Conventional petroleum resources are oil and gas found in sandstone that can be extracted using traditional methods, and with few wells for each basin. The oil and gas resources are usually from another formation but move into the sandstone and are trapped by an impermeable ‘cap’ rock. Conventional petroleum resources are extracted using traditional methods of drilling down through the ‘cap’ rock and allowing petroleum to flow up the well.

The resources that can be extracted from conventional petroleum reserves include crude oil, condensate and natural gas. The products that can be refined include liquefied petroleum gas, fuel oils, petrol, diesel, kerosene, asphalt base and others.

In Queensland, conventional petroleum reserves can be found in the Cooper and Eromanga Basins, Bowen and Surat Basins, and the Adavale Basin.
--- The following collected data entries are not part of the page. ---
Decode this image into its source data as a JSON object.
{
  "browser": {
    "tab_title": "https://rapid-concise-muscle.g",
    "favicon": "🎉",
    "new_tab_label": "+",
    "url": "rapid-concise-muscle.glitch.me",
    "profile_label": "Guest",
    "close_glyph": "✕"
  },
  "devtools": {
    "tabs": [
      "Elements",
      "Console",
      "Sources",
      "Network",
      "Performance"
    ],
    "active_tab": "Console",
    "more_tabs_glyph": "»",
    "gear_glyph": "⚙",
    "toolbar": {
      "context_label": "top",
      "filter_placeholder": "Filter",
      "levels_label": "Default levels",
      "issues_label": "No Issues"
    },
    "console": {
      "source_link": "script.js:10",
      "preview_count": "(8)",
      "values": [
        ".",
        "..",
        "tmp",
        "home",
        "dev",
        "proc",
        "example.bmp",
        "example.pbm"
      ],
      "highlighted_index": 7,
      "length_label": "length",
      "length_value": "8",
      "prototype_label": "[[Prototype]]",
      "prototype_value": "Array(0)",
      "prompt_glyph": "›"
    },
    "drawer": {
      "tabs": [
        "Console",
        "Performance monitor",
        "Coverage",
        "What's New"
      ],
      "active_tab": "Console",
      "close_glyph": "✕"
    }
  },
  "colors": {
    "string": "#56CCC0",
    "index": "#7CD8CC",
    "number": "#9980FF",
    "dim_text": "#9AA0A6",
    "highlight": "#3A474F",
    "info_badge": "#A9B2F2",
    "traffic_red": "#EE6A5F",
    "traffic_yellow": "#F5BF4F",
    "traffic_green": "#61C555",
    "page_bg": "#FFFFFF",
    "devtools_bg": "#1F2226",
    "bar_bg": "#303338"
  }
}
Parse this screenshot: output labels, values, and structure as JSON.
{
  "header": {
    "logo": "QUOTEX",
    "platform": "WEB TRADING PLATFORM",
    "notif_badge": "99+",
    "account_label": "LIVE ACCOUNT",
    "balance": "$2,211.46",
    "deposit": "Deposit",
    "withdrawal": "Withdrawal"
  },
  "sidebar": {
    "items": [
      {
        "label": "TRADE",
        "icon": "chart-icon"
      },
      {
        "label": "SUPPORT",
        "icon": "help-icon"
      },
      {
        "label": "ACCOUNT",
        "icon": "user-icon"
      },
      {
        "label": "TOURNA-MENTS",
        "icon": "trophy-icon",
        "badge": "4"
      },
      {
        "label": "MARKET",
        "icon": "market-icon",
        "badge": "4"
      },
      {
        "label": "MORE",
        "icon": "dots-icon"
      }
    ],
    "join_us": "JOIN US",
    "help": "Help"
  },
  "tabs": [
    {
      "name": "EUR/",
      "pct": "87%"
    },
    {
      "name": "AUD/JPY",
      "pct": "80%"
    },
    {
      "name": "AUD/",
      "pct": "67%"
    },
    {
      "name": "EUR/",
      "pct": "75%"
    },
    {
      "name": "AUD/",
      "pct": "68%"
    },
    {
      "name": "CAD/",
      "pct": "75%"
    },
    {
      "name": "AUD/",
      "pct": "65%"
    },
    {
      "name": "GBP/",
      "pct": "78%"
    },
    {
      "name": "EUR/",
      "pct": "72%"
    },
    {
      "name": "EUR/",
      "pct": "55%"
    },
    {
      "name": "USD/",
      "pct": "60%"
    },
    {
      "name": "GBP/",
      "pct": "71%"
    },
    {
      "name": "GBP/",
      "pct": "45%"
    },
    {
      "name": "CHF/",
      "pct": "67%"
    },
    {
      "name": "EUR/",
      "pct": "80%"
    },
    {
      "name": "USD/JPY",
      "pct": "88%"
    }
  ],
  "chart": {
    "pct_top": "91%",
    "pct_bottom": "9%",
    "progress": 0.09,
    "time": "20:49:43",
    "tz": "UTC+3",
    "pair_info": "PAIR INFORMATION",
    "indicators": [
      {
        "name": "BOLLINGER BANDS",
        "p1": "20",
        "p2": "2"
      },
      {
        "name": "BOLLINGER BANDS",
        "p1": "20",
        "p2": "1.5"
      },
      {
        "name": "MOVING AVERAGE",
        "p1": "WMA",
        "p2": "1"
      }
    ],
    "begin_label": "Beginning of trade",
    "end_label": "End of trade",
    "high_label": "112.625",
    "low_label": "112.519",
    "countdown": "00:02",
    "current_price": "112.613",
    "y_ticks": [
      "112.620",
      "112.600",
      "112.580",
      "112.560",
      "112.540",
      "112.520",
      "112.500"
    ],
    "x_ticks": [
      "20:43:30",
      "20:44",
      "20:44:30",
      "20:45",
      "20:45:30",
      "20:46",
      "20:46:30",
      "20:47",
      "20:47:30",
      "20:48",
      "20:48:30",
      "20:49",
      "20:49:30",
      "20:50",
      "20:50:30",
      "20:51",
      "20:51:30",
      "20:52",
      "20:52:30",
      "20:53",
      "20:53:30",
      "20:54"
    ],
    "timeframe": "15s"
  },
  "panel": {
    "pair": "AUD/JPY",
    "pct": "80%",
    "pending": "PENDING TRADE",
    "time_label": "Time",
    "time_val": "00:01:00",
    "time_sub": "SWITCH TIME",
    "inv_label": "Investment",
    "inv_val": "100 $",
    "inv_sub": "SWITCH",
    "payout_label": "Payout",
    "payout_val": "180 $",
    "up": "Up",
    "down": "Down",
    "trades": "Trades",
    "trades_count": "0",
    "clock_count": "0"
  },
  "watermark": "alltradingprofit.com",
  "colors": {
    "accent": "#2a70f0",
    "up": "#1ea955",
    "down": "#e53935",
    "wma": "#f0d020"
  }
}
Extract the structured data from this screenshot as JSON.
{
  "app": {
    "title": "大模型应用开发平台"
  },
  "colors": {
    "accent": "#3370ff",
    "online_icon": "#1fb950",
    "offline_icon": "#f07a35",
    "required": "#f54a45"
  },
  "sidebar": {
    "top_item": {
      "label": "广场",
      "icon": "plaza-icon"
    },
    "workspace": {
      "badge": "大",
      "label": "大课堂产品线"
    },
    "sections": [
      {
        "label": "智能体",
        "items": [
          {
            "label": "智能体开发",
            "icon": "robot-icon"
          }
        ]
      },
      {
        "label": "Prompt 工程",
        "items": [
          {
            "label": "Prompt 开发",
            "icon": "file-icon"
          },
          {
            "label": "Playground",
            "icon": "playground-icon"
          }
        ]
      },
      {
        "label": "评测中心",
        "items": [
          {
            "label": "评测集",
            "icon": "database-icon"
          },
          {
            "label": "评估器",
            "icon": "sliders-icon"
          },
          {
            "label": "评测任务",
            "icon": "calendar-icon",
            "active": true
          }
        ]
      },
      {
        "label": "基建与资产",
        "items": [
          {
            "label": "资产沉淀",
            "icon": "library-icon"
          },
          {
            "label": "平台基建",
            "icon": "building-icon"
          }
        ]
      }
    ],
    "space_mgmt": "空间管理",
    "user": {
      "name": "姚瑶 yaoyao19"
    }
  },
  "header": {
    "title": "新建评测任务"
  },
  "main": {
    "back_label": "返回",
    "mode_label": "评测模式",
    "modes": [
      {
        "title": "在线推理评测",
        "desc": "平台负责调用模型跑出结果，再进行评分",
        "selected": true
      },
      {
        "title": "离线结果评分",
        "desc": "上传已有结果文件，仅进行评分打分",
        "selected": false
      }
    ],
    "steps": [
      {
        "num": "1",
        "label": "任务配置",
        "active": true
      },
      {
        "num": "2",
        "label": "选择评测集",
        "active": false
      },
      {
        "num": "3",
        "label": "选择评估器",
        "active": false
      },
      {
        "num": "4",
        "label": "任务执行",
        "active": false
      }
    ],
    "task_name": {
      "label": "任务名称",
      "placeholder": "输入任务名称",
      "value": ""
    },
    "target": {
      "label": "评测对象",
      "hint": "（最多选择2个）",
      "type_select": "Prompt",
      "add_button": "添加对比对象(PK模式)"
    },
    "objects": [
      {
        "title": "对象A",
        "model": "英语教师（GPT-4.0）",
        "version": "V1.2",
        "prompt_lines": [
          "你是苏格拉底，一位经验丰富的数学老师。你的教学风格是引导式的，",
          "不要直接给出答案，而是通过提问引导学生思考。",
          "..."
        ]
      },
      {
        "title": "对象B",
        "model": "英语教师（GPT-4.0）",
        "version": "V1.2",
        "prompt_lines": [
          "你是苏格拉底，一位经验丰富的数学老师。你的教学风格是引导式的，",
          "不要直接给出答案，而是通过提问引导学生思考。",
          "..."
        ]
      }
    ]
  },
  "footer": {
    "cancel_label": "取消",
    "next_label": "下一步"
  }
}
    Conventional vs. unconventional

    Unconventional petroleum resources are oil and gas found in a variety of rocks that need to be extracted using additional technology, energy or investment to release the resource from the source rock. Unconventional resource development usually requires extensive well fields and more surface infrastructure. Key features of unconventional petroleum formations are low permeability and low porosity.

    Some examples of unconventional resources include coal seam gas (CSG), tight gas, shale gas and shale oil. These resources can be found in Queensland but many are only now attracting exploration interest.

    Legislative requirements

    Both conventional and unconventional petroleum activities are regulated under the Environmental Protection Act 1994 and an environmental authority is required before any petroleum activity can begin. The environmental authority imposes conditions to reduce or avoid potential environmental impacts associated with the petroleum industry. For more information on the legislative requirements associated with petroleum activities see the following pages:

    Environmental considerations

    Environmental considerations include:

    • groundwater impacts and aquifer interconnectivity from hydraulic fracturing
    • impacts to land from production activities and accidental spills
    • environmental nuisance from noise, dust, light and odour.